Yoga is a practice to obtain clarity of mind. There are several types yoga, each with a different approach and method, but ultimately they all lead to the same, moska or kaivalya, liberation or freedom from bondage. The Bhagavad Gita, one of the greatest text on yoga from c.a. 400 BCE, Sri Krishna teaches Arjuna three paths of yoga that lead to understanding our true reality. Although there are more yoga paths, we will discuss the following types of yoga: Karma Yoga (the yoga of action), Bhakti Yoga (the yoga of devotion), Jñāna Yoga (the yoga of knowledge), Rāja Yoga (Integral yoga; also known as Ashtanga Yoga or Patanjali Yoga), Haṭha Yoga (Psycho-physical Yoga techniques)

Jñāna Yoga (Yoga of Meditation)

This is the Yoga of Knowledge or Wisdom being one of the more difficult and important paths, requiring a lot of willpower and intellect.

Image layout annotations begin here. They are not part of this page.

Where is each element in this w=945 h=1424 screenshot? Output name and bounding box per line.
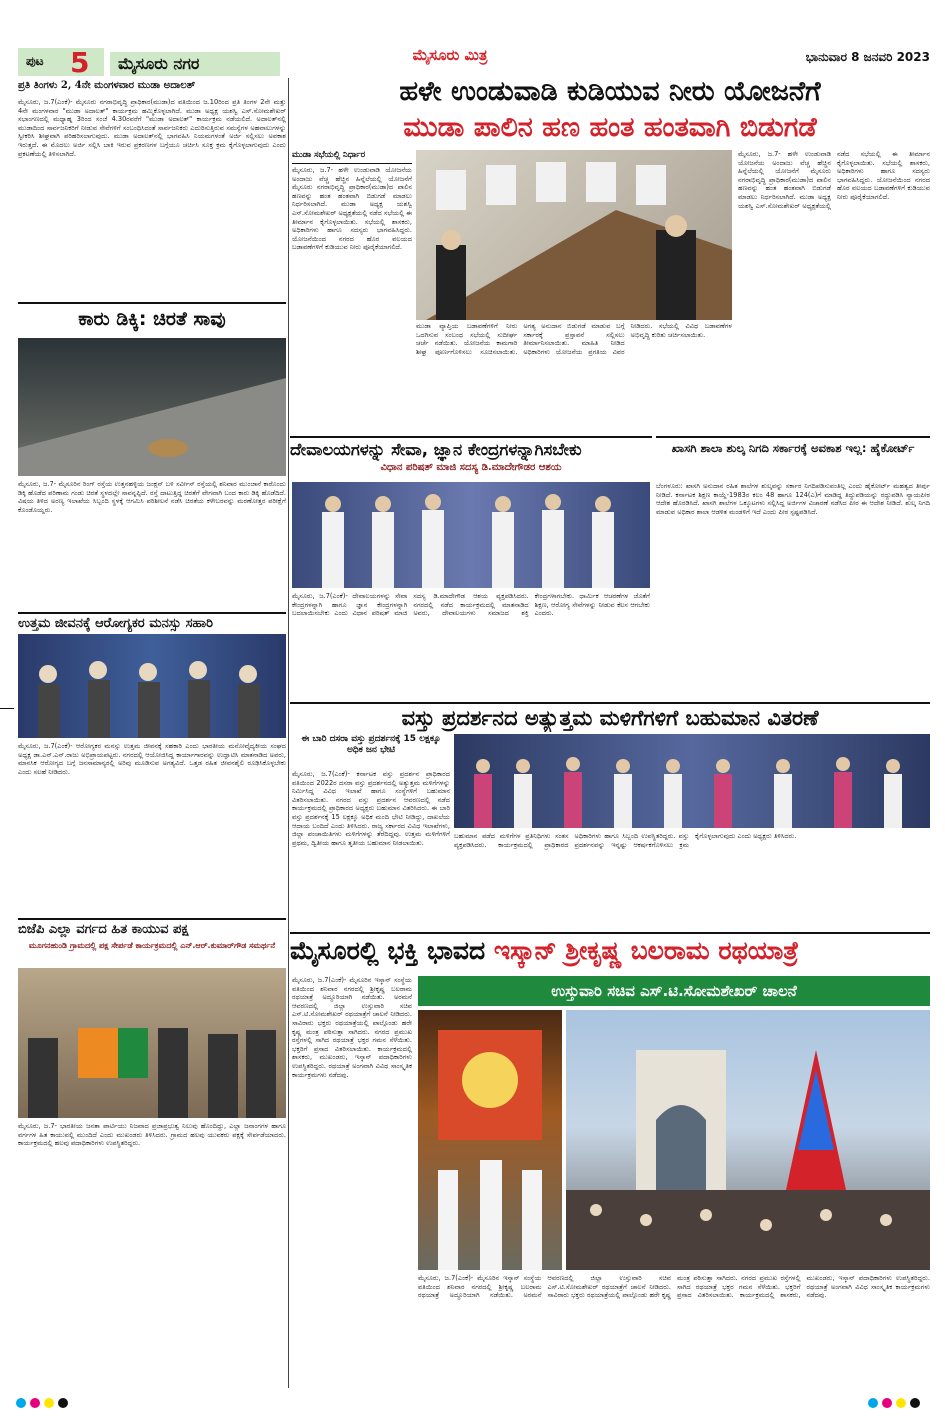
lead-text-c: ಮೈಸೂರು, ಜ.7- ಹಳೇ ಉಂಡುವಾಡಿ ಯೋಜನೆಯ ಅಂದಾಜು ವೆಚ್ಚ ಹೆಚ್ಚಿನ ಹಿನ್ನೆಲೆಯಲ್ಲಿ ಯೋಜನೆಗೆ ಮೈಸೂರು ನಗರಾಭಿವೃದ್ಧಿ ಪ್ರಾಧಿಕಾರ(ಮುಡಾ)ದ ಪಾಲಿನ ಹಣವನ್ನು ಹಂತ ಹಂತವಾಗಿ ಬಿಡುಗಡೆ ಮಾಡಲು ನಿರ್ಧರಿಸಲಾಗಿದೆ. ಮುಡಾ ಅಧ್ಯಕ್ಷ ಯಶಸ್ವಿ ಎಸ್.ಸೋಮಶೇಖರ್ ಅಧ್ಯಕ್ಷತೆಯಲ್ಲಿ ನಡೆದ ಸಭೆಯಲ್ಲಿ ಈ ತೀರ್ಮಾನ ಕೈಗೊಳ್ಳಲಾಯಿತು. ಸಭೆಯಲ್ಲಿ ಶಾಸಕರು, ಅಧಿಕಾರಿಗಳು ಹಾಗೂ ಸದಸ್ಯರು ಭಾಗವಹಿಸಿದ್ದರು. ಯೋಜನೆಯಿಂದ ನಗರದ ಹೊರ ವಲಯದ ಬಡಾವಣೆಗಳಿಗೆ ಕುಡಿಯುವ ನೀರು ಪೂರೈಕೆಯಾಗಲಿದೆ. xyxy=(738,150,930,210)
temple-subhead: ವಿಧಾನ ಪರಿಷತ್ ಮಾಜಿ ಸದಸ್ಯ ಡಿ.ಮಾದೇಗೌಡರ ಆಶಯ xyxy=(380,462,562,473)
expo-award-photo xyxy=(454,734,930,828)
page-edge-mark xyxy=(0,708,14,709)
iskcon-banner: ಉಸ್ತುವಾರಿ ಸಚಿವ ಎಸ್.ಟಿ.ಸೋಮಶೇಖರ್ ಚಾಲನೆ xyxy=(418,976,930,1006)
lead-text-a: ಮೈಸೂರು, ಜ.7- ಹಳೇ ಉಂಡುವಾಡಿ ಯೋಜನೆಯ ಅಂದಾಜು ವೆಚ್ಚ ಹೆಚ್ಚಿನ ಹಿನ್ನೆಲೆಯಲ್ಲಿ ಯೋಜನೆಗೆ ಮೈಸೂರು ನಗರಾಭಿವೃದ್ಧಿ ಪ್ರಾಧಿಕಾರ(ಮುಡಾ)ದ ಪಾಲಿನ ಹಣವನ್ನು ಹಂತ ಹಂತವಾಗಿ ಬಿಡುಗಡೆ ಮಾಡಲು ನಿರ್ಧರಿಸಲಾಗಿದೆ. ಮುಡಾ ಅಧ್ಯಕ್ಷ ಯಶಸ್ವಿ ಎಸ್.ಸೋಮಶೇಖರ್ ಅಧ್ಯಕ್ಷತೆಯಲ್ಲಿ ನಡೆದ ಸಭೆಯಲ್ಲಿ ಈ ತೀರ್ಮಾನ ಕೈಗೊಳ್ಳಲಾಯಿತು. ಸಭೆಯಲ್ಲಿ ಶಾಸಕರು, ಅಧಿಕಾರಿಗಳು ಹಾಗೂ ಸದಸ್ಯರು ಭಾಗವಹಿಸಿದ್ದರು. ಯೋಜನೆಯಿಂದ ನಗರದ ಹೊರ ವಲಯದ ಬಡಾವಣೆಗಳಿಗೆ ಕುಡಿಯುವ ನೀರು ಪೂರೈಕೆಯಾಗಲಿದೆ. xyxy=(292,166,412,252)
health-event-photo xyxy=(18,634,286,738)
registration-marks-right xyxy=(868,1398,928,1410)
school-headline: ಖಾಸಗಿ ಶಾಲಾ ಶುಲ್ಕ ನಿಗದಿ ಸರ್ಕಾರಕ್ಕೆ ಅವಕಾಶ ಇಲ್ಲ: ಹೈಕೋರ್ಟ್ xyxy=(656,436,930,478)
lead-headline-2: ಮುಡಾ ಪಾಲಿನ ಹಣ ಹಂತ ಹಂತವಾಗಿ ಬಿಡುಗಡೆ xyxy=(403,112,817,143)
story4-subtitle: ಮೂಗನಹುಂಡಿ ಗ್ರಾಮದಲ್ಲಿ ಪಕ್ಷ ಸೇರ್ಪಡೆ ಕಾರ್ಯಕ್ರಮದಲ್ಲಿ ಎನ್.ಆರ್.ಕುಮಾರ್‌ಗೌಡ ಸಮರ್ಥನೆ xyxy=(28,941,276,950)
lead-kicker: ಮುಡಾ ಸಭೆಯಲ್ಲಿ ನಿರ್ಧಾರ xyxy=(292,150,412,164)
expo-subhead: ಈ ಬಾರಿ ದಸರಾ ವಸ್ತು ಪ್ರದರ್ಶನಕ್ಕೆ 15 ಲಕ್ಷಕ್ಕೂ ಅಧಿಕ ಜನ ಭೇಟಿ xyxy=(301,734,441,755)
story1-title: ಪ್ರತಿ ತಿಂಗಳು 2, 4ನೇ ಮಂಗಳವಾರ ಮುಡಾ ಅದಾಲತ್ xyxy=(18,80,196,91)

It points directly to the goal, which is self-knowledge. If the fundamental problem of the human being is ignorance about the real nature of being, the solution is knowledge about this subject. Using the power of the Vedas as pramana (medium of knowledge), the Jñana Yogi uses his mind to question on its nature. The śisya (student) will begin listen to the words of the guru, who explains the ancient teachings of the scriptures in the traditional form of gurukula. After receiving the wisdom, the student will then contemplate on these teachings. The seeker will have to sit with these words and, using the mind and its instrument, contemplate on the words heard. This will allow the true knowledge that is packed within to be revealed. With the contemplation of the words, the student starts to assimilate words and this will lead the seeker to inner silence filled with knowledge. Through meditation, the student will contemplate on his/her own nature. Jnana Yoga leads the devotee to the experience of his oneness with cosmic Intelligence directly, through the discernment (viveka) of a prepared mind, which is the most precious possession of one who follows Jnana Yoga.

The jnanis follow mostly the Advaita Vedanta path, though monistic Shaivism and monistic Shaktism are also to be accounted in the tradition. Its Vedic literature includes Upanishads, Bhagavad Gita, Brahma Sutras as well as some shorter texts such as Vivekacudamani, Yoga Vasistha or Astavakra Samhita. Ramana Maharshi, Swami Vivekananda, Swami Sivananda, Swami Chinmayananda or Swami Dayananda Sarasvati as the modern references.

Before practicing Jnana Yoga, the aspirant must have integrated the lessons of the other yogic paths.